The supposed hit on “FriendlyChemist” led to the supposed contract killing of four other individuals. After allegedly carrying out the execution, “redandwhite” told Dread Pirate Roberts that “FriendlyChemist” had implicated yet another user, “tony76,” in the extortion attempt. He told Dread Pirate Roberts that he could take care of him as well, but that he’d have to kill four other unnamed accomplices in the process.
It bears repeating that none of the six contract killings appear to have taken place, and none of the charges Ulbricht currently faces are for murder. That hasn’t stopped the prosecution from using these in their case against Ulbricht, arguing that they resemble the actions of a “traditional drug dealer on the street who uses violence to protect his corner or turf from rival deals, or to prevent informants from cooperating with law enforcement.”
Judge Katherine Forrest agreed with the government and has ruled that the evidence of the killings is admissible evidence.
The location of the Silk Road’s Iceland server
The bulk of the case against Ulbricht is built around the FBI’s location of the Silk Road’s server in Iceland, which yielded more than 14 search warrants that eventually led to Ulbricht’s arrest.
The location of the servers has been a huge point of contention in the case. Ulbricht’s defense has repeatedly claimed that the FBI violated Ulbricht’s Fourth Amendment rights because the law enforcement agency may have used illegal means to locate the server; they have refused to provide an exact account of how they found it.

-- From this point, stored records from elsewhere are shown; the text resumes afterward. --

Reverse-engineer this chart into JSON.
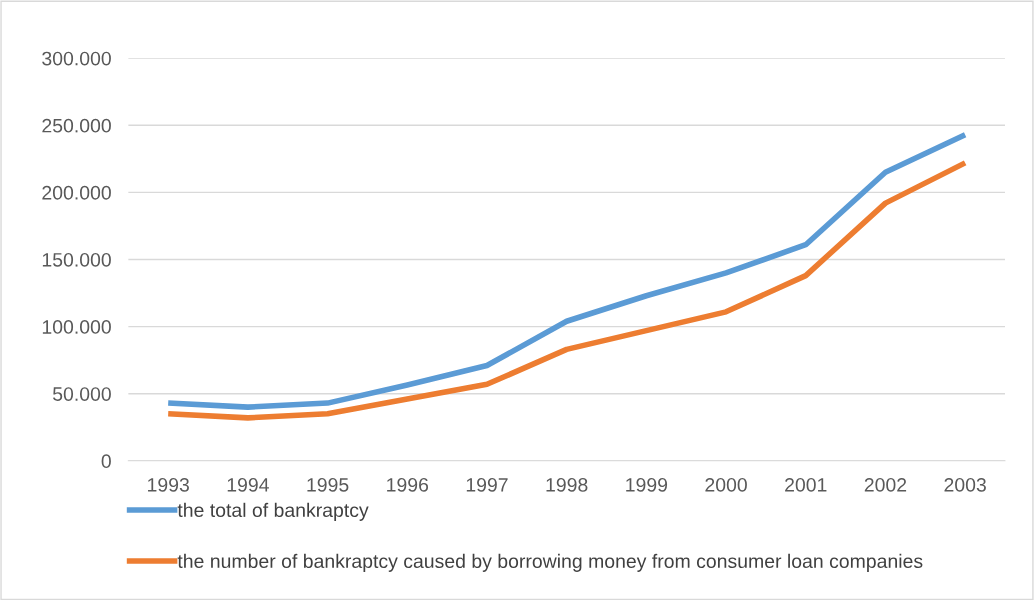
{
  "chart_data": {
    "type": "line",
    "categories": [
      "1993",
      "1994",
      "1995",
      "1996",
      "1997",
      "1998",
      "1999",
      "2000",
      "2001",
      "2002",
      "2003"
    ],
    "series": [
      {
        "name": "the total of bankraptcy",
        "color": "#5b9bd5",
        "values": [
          43000,
          40000,
          43000,
          56500,
          71000,
          104000,
          123000,
          140000,
          161000,
          215000,
          243000
        ]
      },
      {
        "name": "the number of bankraptcy caused by borrowing money from consumer loan companies",
        "color": "#ed7d31",
        "values": [
          35000,
          32000,
          35000,
          46000,
          57000,
          83000,
          97000,
          111000,
          138000,
          192000,
          222000
        ]
      }
    ],
    "ylim": [
      0,
      300000
    ],
    "yticks": [
      0,
      {
        "value": 50000,
        "label": "50.000"
      },
      {
        "value": 100000,
        "label": "100.000"
      },
      {
        "value": 150000,
        "label": "150.000"
      },
      {
        "value": 200000,
        "label": "200.000"
      },
      {
        "value": 250000,
        "label": "250.000"
      },
      {
        "value": 300000,
        "label": "300.000"
      }
    ],
    "grid": "y",
    "legend": "bottom",
    "marker": "none",
    "line_style": "solid"
  }
}
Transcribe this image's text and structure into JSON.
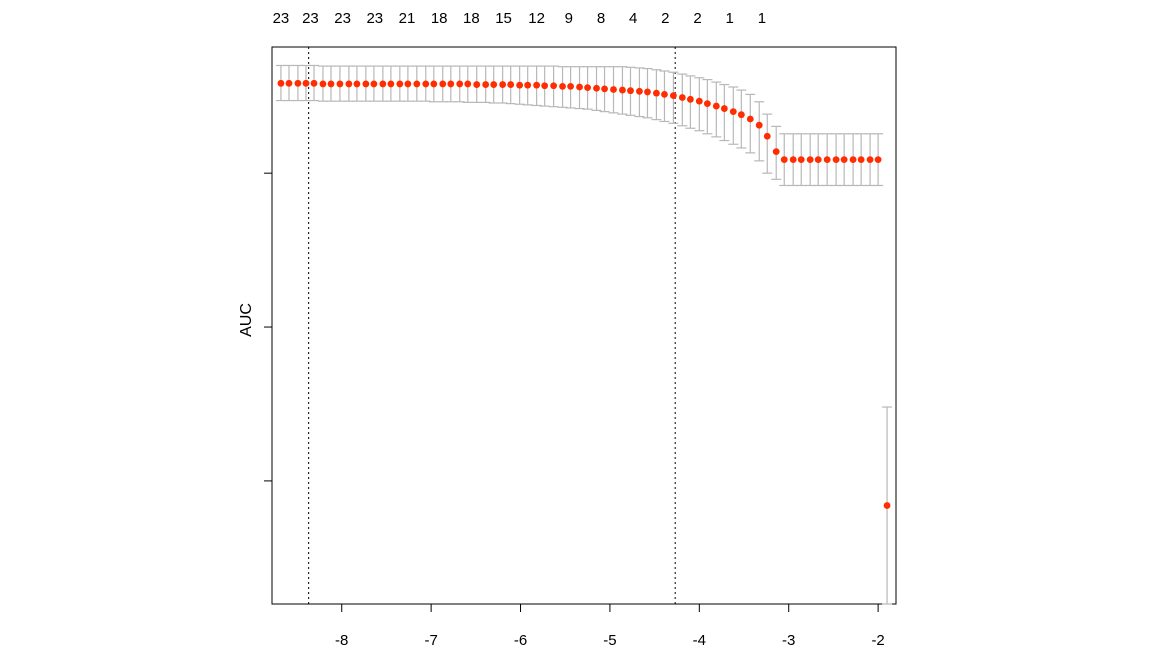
{
  "chart_data": {
    "type": "scatter",
    "title": "",
    "xlabel": "",
    "ylabel": "AUC",
    "xlim": [
      -8.78,
      -1.8
    ],
    "ylim": [
      0.0,
      0.905
    ],
    "x_ticks": [
      -8,
      -7,
      -6,
      -5,
      -4,
      -3,
      -2
    ],
    "x_tick_labels": [
      "-8",
      "-7",
      "-6",
      "-5",
      "-4",
      "-3",
      "-2"
    ],
    "y_ticks": [
      0.2,
      0.45,
      0.7
    ],
    "y_tick_labels": [
      "",
      "",
      ""
    ],
    "top_labels": [
      {
        "x": -8.68,
        "text": "23"
      },
      {
        "x": -8.35,
        "text": "23"
      },
      {
        "x": -7.99,
        "text": "23"
      },
      {
        "x": -7.63,
        "text": "23"
      },
      {
        "x": -7.27,
        "text": "21"
      },
      {
        "x": -6.91,
        "text": "18"
      },
      {
        "x": -6.55,
        "text": "18"
      },
      {
        "x": -6.19,
        "text": "15"
      },
      {
        "x": -5.82,
        "text": "12"
      },
      {
        "x": -5.46,
        "text": "9"
      },
      {
        "x": -5.1,
        "text": "8"
      },
      {
        "x": -4.74,
        "text": "4"
      },
      {
        "x": -4.38,
        "text": "2"
      },
      {
        "x": -4.02,
        "text": "2"
      },
      {
        "x": -3.66,
        "text": "1"
      },
      {
        "x": -3.3,
        "text": "1"
      }
    ],
    "vlines": [
      -8.37,
      -4.27
    ],
    "series": [
      {
        "color": "#ff2d00",
        "x": [
          -8.68,
          -8.59,
          -8.49,
          -8.4,
          -8.31,
          -8.21,
          -8.12,
          -8.02,
          -7.92,
          -7.83,
          -7.73,
          -7.64,
          -7.54,
          -7.45,
          -7.35,
          -7.26,
          -7.16,
          -7.06,
          -6.97,
          -6.87,
          -6.78,
          -6.68,
          -6.59,
          -6.49,
          -6.39,
          -6.3,
          -6.2,
          -6.11,
          -6.01,
          -5.92,
          -5.82,
          -5.73,
          -5.63,
          -5.53,
          -5.44,
          -5.34,
          -5.25,
          -5.15,
          -5.06,
          -4.96,
          -4.86,
          -4.77,
          -4.67,
          -4.58,
          -4.48,
          -4.39,
          -4.29,
          -4.19,
          -4.1,
          -4.0,
          -3.91,
          -3.81,
          -3.72,
          -3.62,
          -3.53,
          -3.43,
          -3.33,
          -3.24,
          -3.14,
          -3.05,
          -2.95,
          -2.86,
          -2.76,
          -2.67,
          -2.57,
          -2.47,
          -2.38,
          -2.28,
          -2.19,
          -2.09,
          -2.0,
          -1.9
        ],
        "y": [
          0.846,
          0.846,
          0.846,
          0.846,
          0.846,
          0.845,
          0.845,
          0.845,
          0.845,
          0.845,
          0.845,
          0.845,
          0.845,
          0.845,
          0.845,
          0.845,
          0.845,
          0.845,
          0.845,
          0.845,
          0.845,
          0.845,
          0.845,
          0.844,
          0.844,
          0.844,
          0.844,
          0.844,
          0.843,
          0.843,
          0.843,
          0.842,
          0.842,
          0.841,
          0.841,
          0.84,
          0.839,
          0.838,
          0.837,
          0.836,
          0.835,
          0.834,
          0.833,
          0.832,
          0.83,
          0.828,
          0.826,
          0.823,
          0.82,
          0.817,
          0.813,
          0.809,
          0.805,
          0.8,
          0.795,
          0.788,
          0.778,
          0.76,
          0.735,
          0.722,
          0.722,
          0.722,
          0.722,
          0.722,
          0.722,
          0.722,
          0.722,
          0.722,
          0.722,
          0.722,
          0.722,
          0.16
        ],
        "err_low": [
          0.818,
          0.818,
          0.818,
          0.818,
          0.818,
          0.817,
          0.817,
          0.817,
          0.817,
          0.817,
          0.817,
          0.817,
          0.817,
          0.817,
          0.817,
          0.817,
          0.817,
          0.817,
          0.816,
          0.816,
          0.816,
          0.816,
          0.815,
          0.815,
          0.815,
          0.814,
          0.814,
          0.813,
          0.812,
          0.811,
          0.81,
          0.809,
          0.808,
          0.807,
          0.806,
          0.805,
          0.804,
          0.802,
          0.8,
          0.798,
          0.796,
          0.794,
          0.792,
          0.79,
          0.787,
          0.784,
          0.781,
          0.777,
          0.773,
          0.769,
          0.764,
          0.759,
          0.753,
          0.747,
          0.741,
          0.733,
          0.72,
          0.7,
          0.69,
          0.68,
          0.68,
          0.68,
          0.68,
          0.68,
          0.68,
          0.68,
          0.68,
          0.68,
          0.68,
          0.68,
          0.68,
          0.0
        ],
        "err_high": [
          0.875,
          0.875,
          0.875,
          0.875,
          0.875,
          0.874,
          0.874,
          0.874,
          0.874,
          0.874,
          0.874,
          0.874,
          0.874,
          0.874,
          0.874,
          0.874,
          0.874,
          0.874,
          0.874,
          0.874,
          0.874,
          0.874,
          0.874,
          0.874,
          0.874,
          0.874,
          0.874,
          0.874,
          0.874,
          0.874,
          0.874,
          0.874,
          0.874,
          0.873,
          0.873,
          0.873,
          0.873,
          0.873,
          0.873,
          0.873,
          0.873,
          0.872,
          0.871,
          0.87,
          0.868,
          0.866,
          0.864,
          0.861,
          0.858,
          0.855,
          0.852,
          0.848,
          0.844,
          0.84,
          0.835,
          0.828,
          0.816,
          0.796,
          0.776,
          0.764,
          0.764,
          0.764,
          0.764,
          0.764,
          0.764,
          0.764,
          0.764,
          0.764,
          0.764,
          0.764,
          0.764,
          0.32
        ]
      }
    ],
    "grid": false,
    "legend": "none",
    "colors": {
      "points": "#ff2d00",
      "errorbars": "#b8b8b8",
      "vlines": "#000000",
      "axis": "#000000"
    }
  }
}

““A definitive answer as to whether the government gained access to the Silk Road servers lawfully or unlawfully is not possible at this stage because the government has not disclosed how it located the Silk Road Servers,” the defense wrote in an October 2014 memo. “However, it is apparent that the government did not seek or obtain a warrant to acquire the (Electronically Stored Information) on those servers.”
Ulbricht’s lawyers even suggested that the FBI’s unwillingness to say how they found the servers stems from the fact that the National Security Agency may have tipped them off.
The FBI eventually did provide an explanation of how they found the servers, and dismissed Ulbricht’s NSA claim as him “conjur[ing] up a bogeyman.” They claim that they were able to pinpoint the location because of the Silk Road’s CAPTCHA service. This account has largely been dismissed by security experts.
Regardless of the credibility of the FBI’s claims, Judge Forrest has ruled that the legality of how they found the servers is irrelevant, and that Ulbricht’s Fourth Amendment protections were not violated because he never claimed ownership of the server. As such, all evidence associated with that server is admissible in court.